Gemeinsam für KMU und Berufsstand: BStBK und DStV fordern Kurswechsel im Steuervollzug



Immer mehr Mitwirkungspflichten, immer mehr Daten – aber zu wenig Entlastung für Unternehmen und ihre Berater. Gemeinsam setzen sich BStBK und DStV deshalb für einen modernen Steuervollzug ein. Damit sollen Unternehmen und Berufsstand spürbar entlastet werden.

Ob E-Bilanz, E-Rechnung oder standardisierte Buchführungsdaten. Die Anforderungen an Unternehmen und Berufsstand nehmen stetig zu. Die daraus resultierenden Vorteile kommen in der Regel allein der Finanzverwaltung zugute. Die Bundessteuerberaterkammer (BStBK) und der Deutsche Steuerberaterverband e.V. (DStV) haben deshalb gemeinsam ein Forderungspapier an Politik und Verwaltung gerichtet. Darin verlangen sie einen kooperativen, rechtssicheren und zügigen Steuervollzug.

Belastung für KMU besonders hart
Gerade kleine und mittlere Unternehmen treffen die zusätzlichen Anforderungen besonders hart. Sie verfügen regelmäßig weder über eigene Steuerabteilungen noch über umfangreiche IT- und Compliance-Strukturen. Hier kommen Steuerberaterinnen und Steuerberater ins Spiel: Für viele KMU übernehmen sie eine zentrale Beratungs-, Kontroll- und Compliance-Funktion. Als unabhängige Organe der Steuerrechtspflege leisten sie zugleich einen unverzichtbaren Beitrag zu einer gesetzmäßigen Steuererhebung.

Auf Seiten der Finanzverwaltung bleiben lange Bearbeitungszeiten, uneinheitlichen Verfahren und nicht ausgeschöpfte Digitalisierungspotenziale bestehen. Hinzu kommt ein vielfach von grundsätzlichem Misstrauen geprägter Steuervollzug. Die Folge sind erhebliche Belastungen und langanhaltende Rechtsunsicherheit.

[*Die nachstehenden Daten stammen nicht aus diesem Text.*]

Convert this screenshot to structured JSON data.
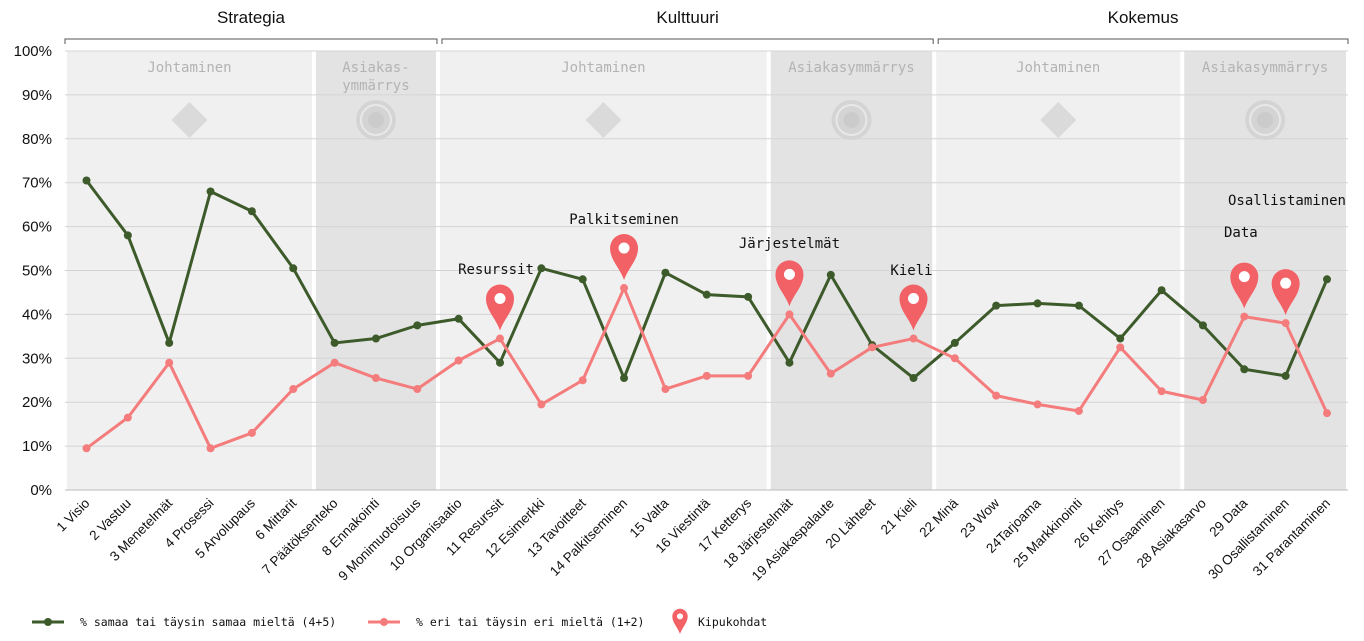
{
  "chart_data": {
    "type": "line",
    "categories": [
      "1 Visio",
      "2 Vastuu",
      "3 Menetelmät",
      "4 Prosessi",
      "5 Arvolupaus",
      "6 Mittarit",
      "7 Päätöksenteko",
      "8 Ennakointi",
      "9 Monimuotoisuus",
      "10 Organisaatio",
      "11 Resurssit",
      "12 Esimerkki",
      "13 Tavoitteet",
      "14 Palkitseminen",
      "15 Valta",
      "16 Viestintä",
      "17 Ketterys",
      "18 Järjestelmät",
      "19 Asiakaspalaute",
      "20 Lähteet",
      "21 Kieli",
      "22 Minä",
      "23 Wow",
      "24Tarjoama",
      "25 Markkinointi",
      "26 Kehitys",
      "27 Osaaminen",
      "28 Asiakasarvo",
      "29 Data",
      "30 Osallistaminen",
      "31 Parantaminen"
    ],
    "series": [
      {
        "name": "% samaa tai täysin samaa mieltä (4+5)",
        "color": "#3d5a2a",
        "values": [
          70.5,
          58,
          33.5,
          68,
          63.5,
          50.5,
          33.5,
          34.5,
          37.5,
          39,
          29,
          50.5,
          48,
          25.5,
          49.5,
          44.5,
          44,
          29,
          49,
          33,
          25.5,
          33.5,
          42,
          42.5,
          42,
          34.5,
          45.5,
          37.5,
          27.5,
          26,
          48
        ]
      },
      {
        "name": "% eri tai täysin eri mieltä (1+2)",
        "color": "#f47c7c",
        "values": [
          9.5,
          16.5,
          29,
          9.5,
          13,
          23,
          29,
          25.5,
          23,
          29.5,
          34.5,
          19.5,
          25,
          46,
          23,
          26,
          26,
          40,
          26.5,
          32.5,
          34.5,
          30,
          21.5,
          19.5,
          18,
          32.5,
          22.5,
          20.5,
          39.5,
          38,
          17.5
        ]
      }
    ],
    "ylim": [
      0,
      100
    ],
    "yticks": [
      "0%",
      "10%",
      "20%",
      "30%",
      "40%",
      "50%",
      "60%",
      "70%",
      "80%",
      "90%",
      "100%"
    ],
    "groups": [
      {
        "label": "Strategia",
        "start": 0,
        "end": 8
      },
      {
        "label": "Kulttuuri",
        "start": 9,
        "end": 20
      },
      {
        "label": "Kokemus",
        "start": 21,
        "end": 30
      }
    ],
    "sections": [
      {
        "label": "Johtaminen",
        "start": 0,
        "end": 5,
        "shade": "light",
        "icon": "diamond-icon"
      },
      {
        "label": "Asiakas-\nymmärrys",
        "start": 6,
        "end": 8,
        "shade": "dark",
        "icon": "target-icon"
      },
      {
        "label": "Johtaminen",
        "start": 9,
        "end": 16,
        "shade": "light",
        "icon": "diamond-icon"
      },
      {
        "label": "Asiakasymmärrys",
        "start": 17,
        "end": 20,
        "shade": "dark",
        "icon": "target-icon"
      },
      {
        "label": "Johtaminen",
        "start": 21,
        "end": 26,
        "shade": "light",
        "icon": "diamond-icon"
      },
      {
        "label": "Asiakasymmärrys",
        "start": 27,
        "end": 30,
        "shade": "dark",
        "icon": "target-icon"
      }
    ],
    "pain_points": [
      {
        "index": 10,
        "label": "Resurssit"
      },
      {
        "index": 13,
        "label": "Palkitseminen"
      },
      {
        "index": 17,
        "label": "Järjestelmät"
      },
      {
        "index": 20,
        "label": "Kieli"
      },
      {
        "index": 28,
        "label": "Data"
      },
      {
        "index": 29,
        "label": "Osallistaminen"
      }
    ],
    "legend": {
      "placement": "bottom-left",
      "pain_label": "Kipukohdat",
      "pin_color": "#f26165"
    },
    "grid": true
  }
}
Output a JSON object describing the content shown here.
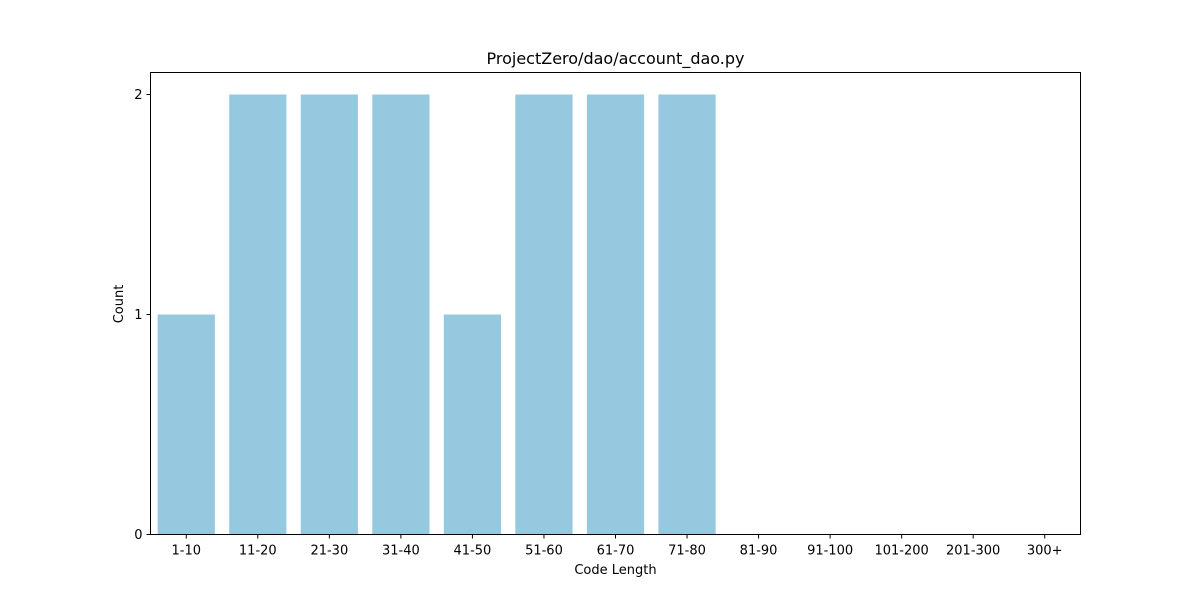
{
  "chart_data": {
    "type": "bar",
    "title": "ProjectZero/dao/account_dao.py",
    "xlabel": "Code Length",
    "ylabel": "Count",
    "categories": [
      "1-10",
      "11-20",
      "21-30",
      "31-40",
      "41-50",
      "51-60",
      "61-70",
      "71-80",
      "81-90",
      "91-100",
      "101-200",
      "201-300",
      "300+"
    ],
    "values": [
      1,
      2,
      2,
      2,
      1,
      2,
      2,
      2,
      0,
      0,
      0,
      0,
      0
    ],
    "ylim": [
      0,
      2.1
    ],
    "yticks": [
      0,
      1,
      2
    ],
    "bar_color": "#96c9df",
    "grid": false,
    "legend": false
  }
}
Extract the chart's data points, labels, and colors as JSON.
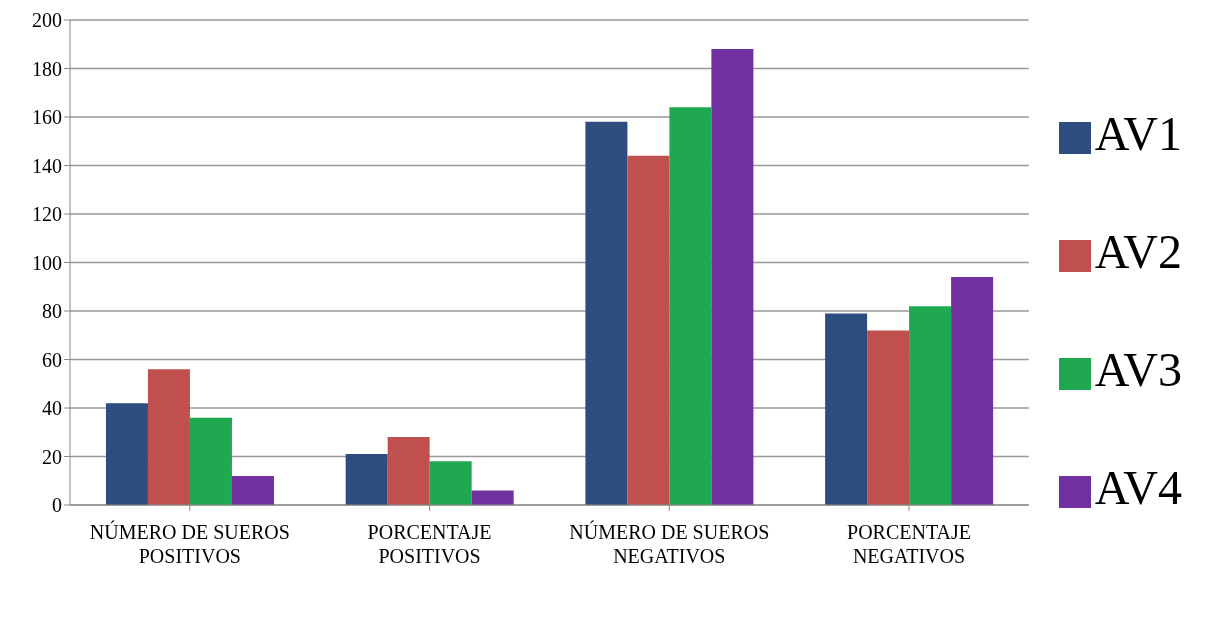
{
  "chart_data": {
    "type": "bar",
    "categories": [
      "NÚMERO DE SUEROS POSITIVOS",
      "PORCENTAJE POSITIVOS",
      "NÚMERO DE SUEROS NEGATIVOS",
      "PORCENTAJE NEGATIVOS"
    ],
    "series": [
      {
        "name": "AV1",
        "color": "#2e4d7f",
        "values": [
          42,
          21,
          158,
          79
        ]
      },
      {
        "name": "AV2",
        "color": "#c0504d",
        "values": [
          56,
          28,
          144,
          72
        ]
      },
      {
        "name": "AV3",
        "color": "#1fa84f",
        "values": [
          36,
          18,
          164,
          82
        ]
      },
      {
        "name": "AV4",
        "color": "#7030a0",
        "values": [
          12,
          6,
          188,
          94
        ]
      }
    ],
    "ylim": [
      0,
      200
    ],
    "yticks": [
      0,
      20,
      40,
      60,
      80,
      100,
      120,
      140,
      160,
      180,
      200
    ],
    "grid": "y",
    "legend": "right"
  }
}
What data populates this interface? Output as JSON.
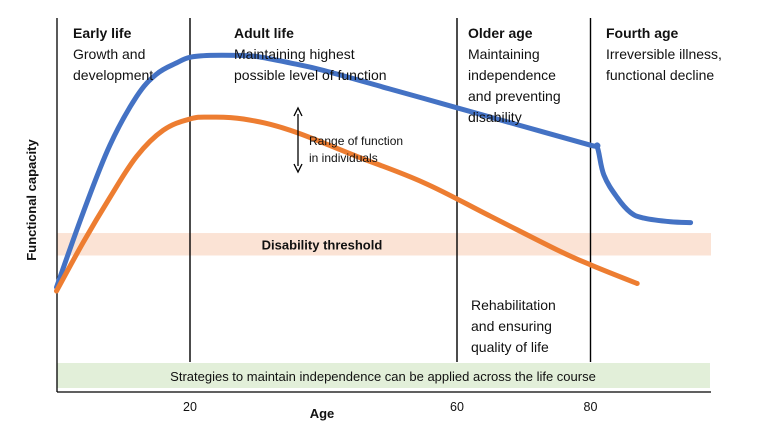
{
  "chart_data": {
    "type": "line",
    "xlabel": "Age",
    "ylabel": "Functional capacity",
    "xlim": [
      0,
      98
    ],
    "x_ticks": [
      20,
      60,
      80
    ],
    "phase_boundaries": [
      20,
      60,
      80
    ],
    "phases": [
      {
        "title": "Early life",
        "description": [
          "Growth and",
          "development"
        ]
      },
      {
        "title": "Adult life",
        "description": [
          "Maintaining highest",
          "possible level of function"
        ]
      },
      {
        "title": "Older age",
        "description": [
          "Maintaining",
          "independence",
          "and preventing",
          "disability"
        ]
      },
      {
        "title": "Fourth age",
        "description": [
          "Irreversible illness,",
          "functional decline"
        ]
      }
    ],
    "series": [
      {
        "color": "#4472c4",
        "x": [
          0,
          4,
          8,
          12,
          15,
          18,
          20,
          23,
          27,
          30,
          35,
          40,
          50,
          60,
          70,
          80,
          81,
          82,
          84,
          86,
          88,
          92,
          95
        ],
        "y": [
          28,
          48,
          66,
          79,
          85,
          88,
          89.5,
          90,
          90,
          89.7,
          88,
          86,
          81,
          76,
          71,
          66,
          65.5,
          58,
          52,
          48,
          46.5,
          45.5,
          45.3
        ]
      },
      {
        "color": "#ed7d31",
        "x": [
          0,
          4,
          8,
          12,
          16,
          20,
          23,
          28,
          35,
          45,
          55,
          65,
          75,
          80,
          87
        ],
        "y": [
          27,
          40,
          52,
          63,
          70,
          73,
          73.5,
          73,
          70,
          63,
          56,
          47,
          38,
          34,
          29
        ]
      }
    ],
    "disability_threshold": {
      "label": "Disability threshold",
      "y_range": [
        36.5,
        42.5
      ],
      "color": "#fbe3d5"
    },
    "strategies_band": {
      "label": "Strategies to maintain independence can be applied across the life course",
      "color": "#e2efd9"
    },
    "annotations": {
      "range": {
        "text": [
          "Range of function",
          "in individuals"
        ],
        "x": 36
      },
      "rehab": {
        "text": [
          "Rehabilitation",
          "and ensuring",
          "quality of life"
        ]
      }
    }
  }
}
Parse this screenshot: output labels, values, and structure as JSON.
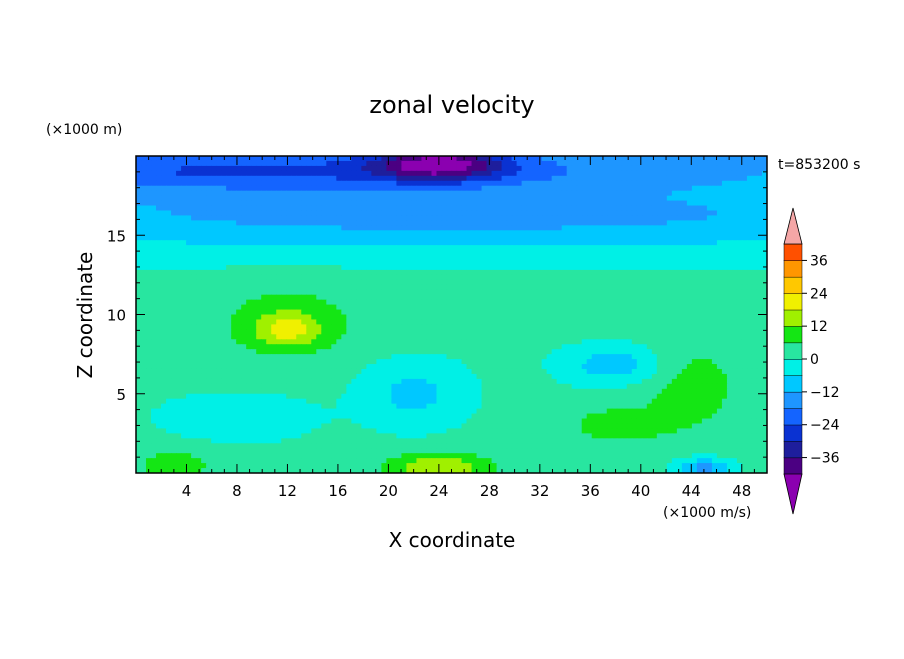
{
  "chart_data": {
    "type": "heatmap",
    "title": "zonal velocity",
    "xlabel": "X coordinate",
    "ylabel": "Z coordinate",
    "x_unit_label": "(×1000 m/s)",
    "y_unit_label": "(×1000 m)",
    "time_label": "t=853200 s",
    "xlim": [
      0,
      50
    ],
    "ylim": [
      0,
      20
    ],
    "x_ticks": [
      4,
      8,
      12,
      16,
      20,
      24,
      28,
      32,
      36,
      40,
      44,
      48
    ],
    "y_ticks": [
      5,
      10,
      15
    ],
    "colorbar": {
      "levels": [
        -42,
        -36,
        -30,
        -24,
        -18,
        -12,
        -6,
        0,
        6,
        12,
        18,
        24,
        30,
        36,
        42
      ],
      "tick_labels": [
        36,
        24,
        12,
        0,
        -12,
        -24,
        -36
      ],
      "colors": [
        "#4b0082",
        "#1e1e9c",
        "#0a32d2",
        "#1464ff",
        "#1e96ff",
        "#00c8ff",
        "#00f0e6",
        "#28e6a0",
        "#14e614",
        "#a0f000",
        "#f0f000",
        "#ffc800",
        "#ff9600",
        "#ff5000",
        "#ff1414"
      ],
      "over_color": "#f4a6a6",
      "under_color": "#8b00b0"
    },
    "features": [
      {
        "x": 24,
        "z": 19.5,
        "value": -27,
        "rx": 5,
        "rz": 1.0
      },
      {
        "x": 10,
        "z": 19.0,
        "value": -14,
        "rx": 30,
        "rz": 1.3
      },
      {
        "x": 25,
        "z": 16.0,
        "value": -8,
        "rx": 40,
        "rz": 1.8
      },
      {
        "x": 12,
        "z": 9.5,
        "value": 10,
        "rx": 5.5,
        "rz": 2.3
      },
      {
        "x": 12,
        "z": 9.0,
        "value": 14,
        "rx": 2.5,
        "rz": 1.0
      },
      {
        "x": 24,
        "z": 0.4,
        "value": 18,
        "rx": 4,
        "rz": 0.8
      },
      {
        "x": 3,
        "z": 0.5,
        "value": 10,
        "rx": 3,
        "rz": 1.0
      },
      {
        "x": 44,
        "z": 5.5,
        "value": 9,
        "rx": 4,
        "rz": 3.0
      },
      {
        "x": 38,
        "z": 3.0,
        "value": 9,
        "rx": 4,
        "rz": 1.2
      },
      {
        "x": 22,
        "z": 5.0,
        "value": -8,
        "rx": 4,
        "rz": 2.0
      },
      {
        "x": 38,
        "z": 6.8,
        "value": -10,
        "rx": 4,
        "rz": 1.2
      },
      {
        "x": 45,
        "z": 0.3,
        "value": -15,
        "rx": 2,
        "rz": 0.6
      },
      {
        "x": 8,
        "z": 3.5,
        "value": -4,
        "rx": 6,
        "rz": 1.5
      }
    ]
  }
}
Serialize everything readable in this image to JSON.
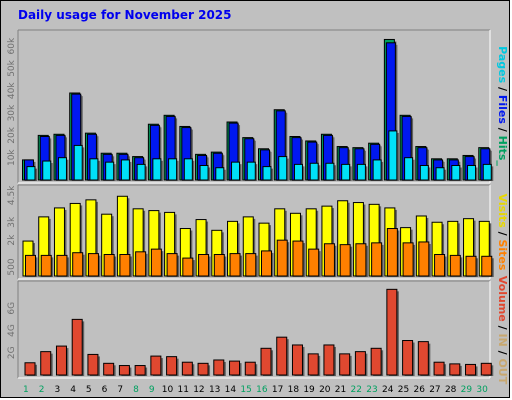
{
  "title": "Daily usage for November 2025",
  "colors": {
    "pages": "#00e0f8",
    "files": "#0018f0",
    "hits": "#00a060",
    "visits": "#ffff00",
    "sites": "#ff8000",
    "volume": "#e04830",
    "in_out": "#d0a070",
    "weekend_label": "#00a060",
    "weekday_label": "#000000"
  },
  "legend": {
    "top": [
      {
        "text": "Pages",
        "color": "#00c8e0"
      },
      {
        "text": " / ",
        "color": "#000000"
      },
      {
        "text": "Files",
        "color": "#0018f0"
      },
      {
        "text": " / ",
        "color": "#000000"
      },
      {
        "text": "Hits",
        "color": "#00a060"
      },
      {
        "text": "_",
        "color": "#00a060"
      }
    ],
    "middle": [
      {
        "text": "Visits",
        "color": "#e8d800"
      },
      {
        "text": " / ",
        "color": "#000000"
      },
      {
        "text": "Sites",
        "color": "#ff8000"
      }
    ],
    "bottom": [
      {
        "text": "Volume",
        "color": "#e04830"
      },
      {
        "text": " / ",
        "color": "#000000"
      },
      {
        "text": "IN",
        "color": "#c8a870"
      },
      {
        "text": " / ",
        "color": "#000000"
      },
      {
        "text": "OUT",
        "color": "#c8a870"
      }
    ]
  },
  "chart_data": {
    "type": "bar",
    "title": "Daily usage for November 2025",
    "categories": [
      "1",
      "2",
      "3",
      "4",
      "5",
      "6",
      "7",
      "8",
      "9",
      "10",
      "11",
      "12",
      "13",
      "14",
      "15",
      "16",
      "17",
      "18",
      "19",
      "20",
      "21",
      "22",
      "23",
      "24",
      "25",
      "26",
      "27",
      "28",
      "29",
      "30"
    ],
    "weekend_days": [
      "1",
      "2",
      "8",
      "9",
      "15",
      "16",
      "22",
      "23",
      "29",
      "30"
    ],
    "panels": [
      {
        "id": "hits",
        "ylim": [
          0,
          65000
        ],
        "ticks": [
          {
            "v": 10000,
            "label": "10k"
          },
          {
            "v": 20000,
            "label": "20k"
          },
          {
            "v": 30000,
            "label": "30k"
          },
          {
            "v": 40000,
            "label": "40k"
          },
          {
            "v": 50000,
            "label": "50k"
          },
          {
            "v": 60000,
            "label": "60k"
          }
        ],
        "series": [
          {
            "name": "Hits",
            "color": "#00a060",
            "values": [
              9000,
              20000,
              20500,
              39000,
              21000,
              12000,
              12000,
              10500,
              25000,
              29000,
              24000,
              11500,
              12500,
              26000,
              19000,
              14000,
              31500,
              19500,
              17500,
              20500,
              15000,
              14500,
              16500,
              63000,
              29000,
              15000,
              9500,
              9500,
              11000,
              14500
            ]
          },
          {
            "name": "Files",
            "color": "#0018f0",
            "values": [
              9000,
              19500,
              20000,
              38500,
              20500,
              11500,
              11500,
              10000,
              24500,
              28500,
              23500,
              11000,
              12000,
              25500,
              18500,
              13500,
              31000,
              19000,
              17000,
              20000,
              14500,
              14000,
              16000,
              61500,
              28500,
              14500,
              9000,
              9000,
              10500,
              14000
            ]
          },
          {
            "name": "Pages",
            "color": "#00e0f8",
            "values": [
              6000,
              8500,
              10000,
              15500,
              9500,
              8000,
              9000,
              7000,
              9500,
              9500,
              9500,
              6500,
              5500,
              8000,
              8000,
              6000,
              10500,
              7000,
              7500,
              7500,
              7000,
              7000,
              9000,
              22000,
              10000,
              6500,
              5500,
              6500,
              6500,
              7000
            ]
          }
        ]
      },
      {
        "id": "visits",
        "ylim": [
          0,
          4800
        ],
        "ticks": [
          {
            "v": 500,
            "label": "500"
          },
          {
            "v": 2000,
            "label": "2k"
          },
          {
            "v": 3000,
            "label": "3k"
          },
          {
            "v": 4500,
            "label": "4.5k"
          }
        ],
        "series": [
          {
            "name": "Visits",
            "color": "#ffff00",
            "values": [
              1950,
              3300,
              3800,
              4050,
              4250,
              3450,
              4450,
              3750,
              3650,
              3550,
              2650,
              3150,
              2550,
              3050,
              3300,
              2950,
              3750,
              3500,
              3750,
              3900,
              4200,
              4100,
              4000,
              3800,
              2700,
              3350,
              3000,
              3050,
              3200,
              3050
            ]
          },
          {
            "name": "Sites",
            "color": "#ff8000",
            "values": [
              1150,
              1150,
              1150,
              1300,
              1250,
              1200,
              1200,
              1350,
              1500,
              1250,
              1000,
              1200,
              1200,
              1250,
              1250,
              1400,
              2000,
              1950,
              1500,
              1800,
              1750,
              1800,
              1850,
              2650,
              1850,
              1900,
              1200,
              1150,
              1100,
              1100
            ]
          }
        ]
      },
      {
        "id": "volume",
        "ylim": [
          0,
          8000
        ],
        "ticks": [
          {
            "v": 2000,
            "label": "2G"
          },
          {
            "v": 4000,
            "label": "4G"
          },
          {
            "v": 6000,
            "label": "6G"
          }
        ],
        "series": [
          {
            "name": "Volume",
            "color": "#e04830",
            "values": [
              1100,
              2100,
              2600,
              5000,
              1850,
              1050,
              850,
              850,
              1700,
              1650,
              1150,
              1050,
              1350,
              1250,
              1150,
              2400,
              3400,
              2700,
              1900,
              2700,
              1900,
              2100,
              2400,
              7700,
              3100,
              3000,
              1150,
              1000,
              950,
              1050
            ]
          }
        ]
      }
    ]
  }
}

Verbesserungen dringend nötig
BStBK und DStV sind sich einig: Diese Entwicklung darf so nicht weitergehen. Mehr Daten müssen auch zu einfacheren und schnelleren Verfahren führen, Doppelarbeit vermeiden und Unternehmen sowie Berufsstand entlasten. Sie stellen in dem gemeinsamen Forderungspapier klar: KMU dürfen keine Tax-CMS-Anforderungen treffen, die auf Großunternehmen zugeschnitten sind. Kooperation und Risikoorientierung müssen bei Betriebsprüfungen deutlich mehr Gewicht erhalten. Zugleich braucht es verbindliche Prüfungserleichterungen und frühere Rechtssicherheit. Nur so entsteht ein ausgewogener Steuervollzug, von dem Finanzverwaltung, Unternehmen und ihre Berater gleichermaßen profitieren.

Gemeinsam für einen modernen Steuervollzug
BStBK und DStV übermittelten das gemeinsame Forderungspapier heute an Vertreter der Finanzverwaltung aus Bund und Ländern sowie an Finanzpolitiker des Bundestages. Das Papier wird damit in den kommenden Monaten die Grundlage für weitere Anstrengungen zur Verbesserung des Steuervollzugs.